Dementia awareness unit
Common causes of dementia
Explain why depression, delirium and age related memory impairment may be mistaken for dementia. Main signs and symptoms are: Lack of insight, an inability to empathise, changing or inappropriate behaviour, loss of inhibitions, development of compulsive rituals, increased interest in sex, agitated or blunted emotions, decline in personal hygiene and language difficulties — not understanding the spoken word or failure to speak. Depending on the form of dementia people's ability and disability will will be different. Outcome 2 Understand key features of the theoretical models of dementia. The symptoms of vascular dementia can oc cur either suddenly, following a stroke, or over time, through a series of small strokes. This is largely to do with damage or disease. Their memory may remain intact but their personality and behaviour could be noticeably changed. It is very similar for age-related memory impairment; if someone becomes forgetful they might think or others might think they have dementia because a lot of people associate dementia with old age and memory loss but younger people can be affected too. These symptoms occur when the brain is damaged by numerous certain diseases. They can get lost or hurt and not understand what is necessary to correct a situation. Explain why dementia should be viewed as a disability. Turning on the cooker or water and forgetting to turn it off again, locking doors, crossing streets etc. Alzheimer's genes have been found in both categories. Family history.
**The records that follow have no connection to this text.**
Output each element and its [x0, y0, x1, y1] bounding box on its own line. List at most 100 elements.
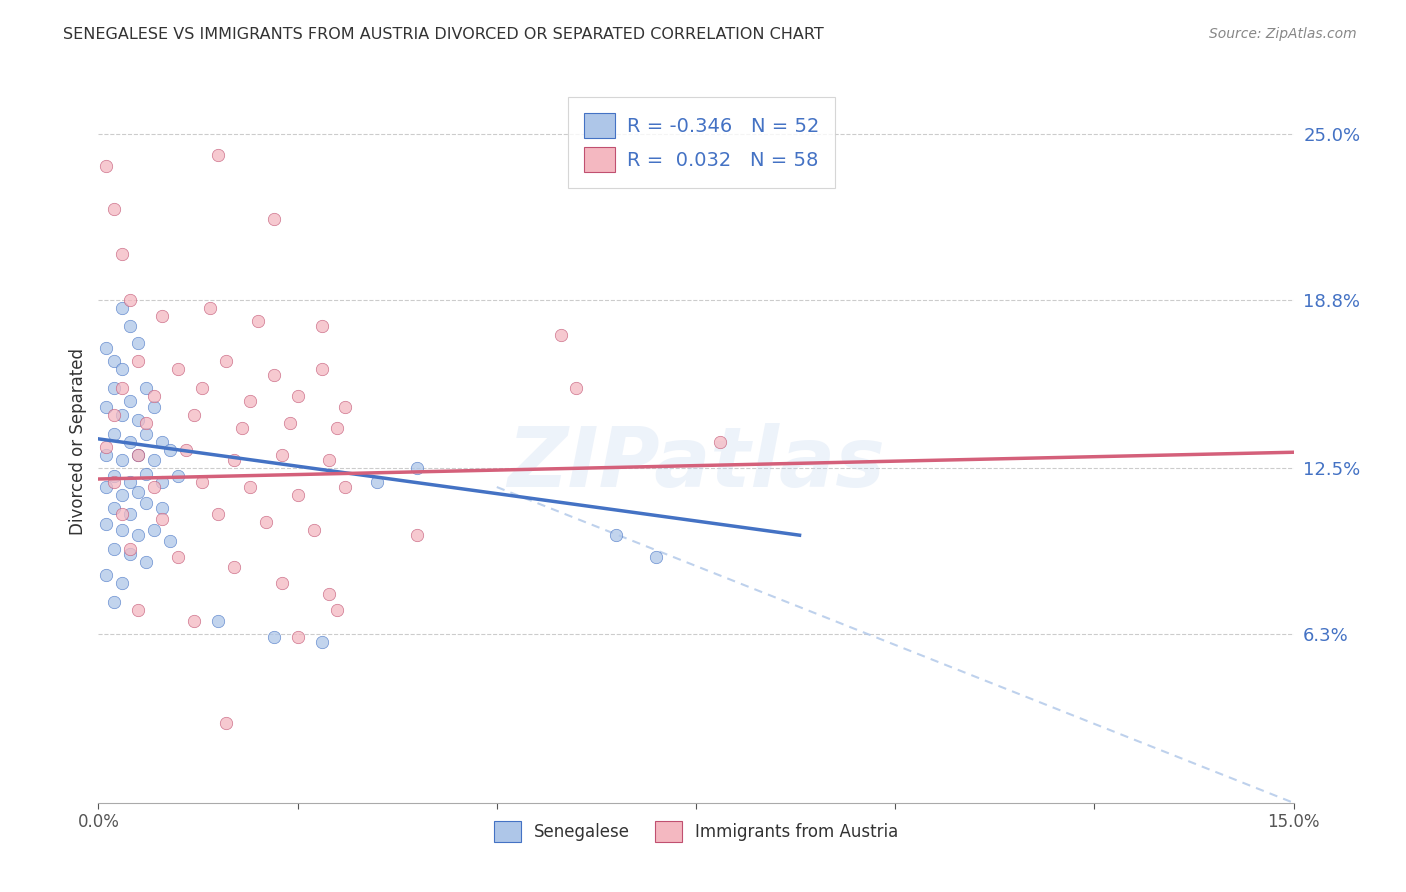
Point [111, 576, 134, 591]
Point [120, 547, 142, 561]
Point [111, 523, 134, 537]
Point [127, 413, 149, 427]
Point [150, 501, 173, 516]
Point [135, 467, 157, 481]
Point [215, 715, 238, 730]
Point [111, 247, 134, 261]
Point [246, 314, 269, 328]
Point [127, 448, 149, 462]
Point [198, 301, 221, 315]
Point [207, 507, 229, 521]
Point [191, 381, 214, 395]
Point [709, 434, 731, 449]
Point [120, 541, 142, 556]
Point [318, 587, 340, 601]
Point [270, 576, 292, 591]
Point [111, 507, 134, 521]
Point [311, 362, 333, 376]
Point [150, 309, 173, 323]
Point [103, 381, 125, 395]
Point [111, 381, 134, 395]
Point [127, 354, 149, 368]
Point [215, 354, 238, 368]
Point [366, 475, 388, 489]
Point [127, 485, 149, 500]
Point [111, 301, 134, 315]
Point [167, 469, 190, 483]
Point [143, 389, 166, 403]
Point [103, 426, 125, 441]
Point [222, 560, 245, 574]
Point [159, 533, 181, 548]
Point [167, 549, 190, 564]
Point [174, 442, 197, 457]
Point [302, 523, 325, 537]
Point [120, 293, 142, 307]
Point [254, 515, 277, 529]
Point [326, 603, 349, 617]
Point [183, 408, 205, 422]
Point [207, 614, 229, 628]
Point [335, 400, 357, 414]
Point [96, 400, 118, 414]
Point [120, 394, 142, 409]
Point [135, 555, 157, 569]
Point [318, 453, 340, 467]
Point [127, 335, 149, 350]
Legend: Senegalese, Immigrants from Austria: Senegalese, Immigrants from Austria [486, 814, 905, 848]
Point [127, 603, 149, 617]
Point [159, 442, 181, 457]
Point [605, 528, 627, 542]
Point [103, 541, 125, 556]
Point [278, 416, 301, 430]
Point [103, 408, 125, 422]
Point [231, 421, 253, 435]
Text: Source: ZipAtlas.com: Source: ZipAtlas.com [1209, 27, 1357, 41]
Point [111, 488, 134, 502]
Point [135, 381, 157, 395]
Point [135, 496, 157, 510]
Point [326, 421, 349, 435]
Point [120, 319, 142, 334]
Point [150, 434, 173, 449]
Point [96, 341, 118, 355]
Point [127, 528, 149, 542]
Point [111, 453, 134, 467]
Point [143, 523, 166, 537]
Point [550, 327, 572, 342]
Point [111, 362, 134, 376]
Point [287, 389, 309, 403]
Point [270, 448, 292, 462]
Point [96, 159, 118, 173]
Point [96, 480, 118, 494]
Point [120, 434, 142, 449]
Point [263, 368, 285, 382]
Point [406, 461, 429, 475]
Point [222, 453, 245, 467]
Point [103, 475, 125, 489]
Point [143, 480, 166, 494]
Point [645, 549, 668, 564]
Point [103, 202, 125, 216]
Point [239, 394, 262, 409]
Point [135, 426, 157, 441]
Point [335, 480, 357, 494]
Point [183, 614, 205, 628]
Point [263, 212, 285, 227]
Point [103, 469, 125, 483]
Point [143, 453, 166, 467]
Text: SENEGALESE VS IMMIGRANTS FROM AUSTRIA DIVORCED OR SEPARATED CORRELATION CHART: SENEGALESE VS IMMIGRANTS FROM AUSTRIA DI… [63, 27, 824, 42]
Point [191, 475, 214, 489]
Point [103, 595, 125, 609]
Y-axis label: Divorced or Separated: Divorced or Separated [69, 348, 87, 535]
Text: ZIPatlas: ZIPatlas [508, 423, 884, 504]
Point [127, 448, 149, 462]
Point [111, 408, 134, 422]
Point [167, 362, 190, 376]
Point [96, 568, 118, 582]
Point [287, 630, 309, 644]
Point [143, 400, 166, 414]
Point [406, 528, 429, 542]
Point [150, 512, 173, 526]
Point [150, 475, 173, 489]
Dementia causes a slow mental decline with loss of touch with familiar surroundings, progressive confusion and disorientation, impaired motor skills, short term memory loss and problems with time which are not symptoms of depression. Frontotemporal dementia including Pick's disease.
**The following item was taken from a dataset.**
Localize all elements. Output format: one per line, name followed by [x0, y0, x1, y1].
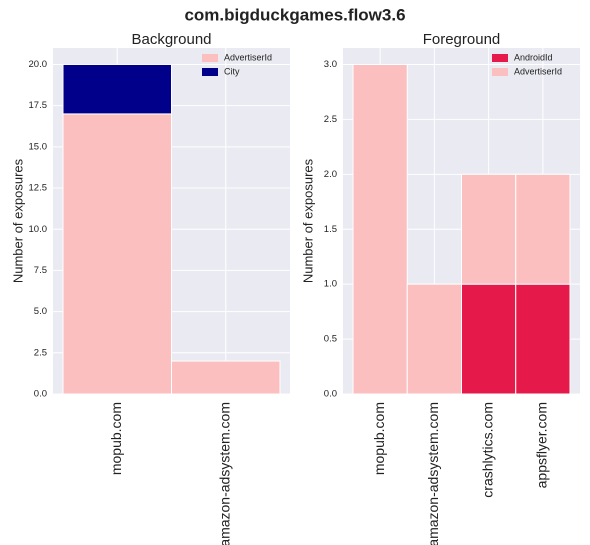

The likelihood of developing Alzheimer's doubles about every five years after age It has similar symptoms to Parkinson's disease such as tremors, slowness of movement and speech difficulties.
Models of dementia care
Considering the facts that they cannot act in the manner of a. Outline the medical model of dementia. Viewing dementia as a disability in a social care setting ensures that a needs-led assessment is carried out, enabling individuals and their carers to be involved in making decisions about the kind of care and support which are best suited to the individual. After age 85, the risk reaches nearly 50 percent. These symptoms occur when the brain is damaged by numerous certain diseases. This is largely to do with damage or disease. When diseases tend to run in families, either heredity genetics or environmental factors, or both, may play a role. This can make them seem cold and unfeeling.
Delirium can be caused by infection, illness or drug toxicity, and can be treated whereas dementia is irreversible and cannot be cured. Family history. Identify prevalence rates for different types of dementia. Protection of physician prescriber information.
A person with delirium can suffer a form of cognitive impairment similar to that affecting someone with dementia.